Event Structural Valley: A Unified Theoretical and Practical Framework for Event Camera Autofocus
Abstract
Autofocus in dynamic environments remains challenging for conventional frame-based sensors, which often fail under fast motion, low light, or high dynamic range conditions. Event cameras, with microsecond temporal resolution and asynchronous brightness detection, offer a promising alternative. However, typical event-based autofocus methods assume that the sharpest focus corresponds to the maximum event rate.In this paper, we reveal a counterintuitive yet consistent phenomenon: the true focus actually corresponds to a local minimum in the event-rate curve. We theoretically derive this behavior from the physics of event generation and show that as defocus blur increases, the event rate first rises and then declines, forming a dual-peak-valley structure across focal distances.
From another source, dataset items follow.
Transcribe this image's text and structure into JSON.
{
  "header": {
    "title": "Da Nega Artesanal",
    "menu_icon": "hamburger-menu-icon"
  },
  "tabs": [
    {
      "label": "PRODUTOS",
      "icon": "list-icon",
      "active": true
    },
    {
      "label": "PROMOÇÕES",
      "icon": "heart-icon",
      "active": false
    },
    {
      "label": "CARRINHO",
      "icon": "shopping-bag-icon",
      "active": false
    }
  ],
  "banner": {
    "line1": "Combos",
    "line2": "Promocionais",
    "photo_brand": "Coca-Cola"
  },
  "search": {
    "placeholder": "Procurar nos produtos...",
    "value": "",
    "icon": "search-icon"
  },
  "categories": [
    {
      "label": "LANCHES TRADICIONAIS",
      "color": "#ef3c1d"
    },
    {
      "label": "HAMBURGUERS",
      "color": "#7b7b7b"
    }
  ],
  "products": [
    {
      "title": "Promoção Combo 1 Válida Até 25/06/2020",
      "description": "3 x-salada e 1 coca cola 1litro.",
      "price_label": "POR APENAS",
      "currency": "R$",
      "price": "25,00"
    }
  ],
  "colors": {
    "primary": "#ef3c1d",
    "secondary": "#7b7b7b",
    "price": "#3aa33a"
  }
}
Based on this insight, we propose an Event Structural Valley-based Autofocus (ESVA) framework that identifies the valley between two dominant peaks as the true focal position. ESVA integrates structural smoothing, consistency filtering, and a dual-peak constraint to robustly recover the valley under noise and motion disturbances. Extensive experiments on multiple synthetic and real datasets demonstrate that ESVA achieves sub-millisecond focusing accuracy and consistently outperforms existing event-only autofocus methods without any image reconstruction or supervision.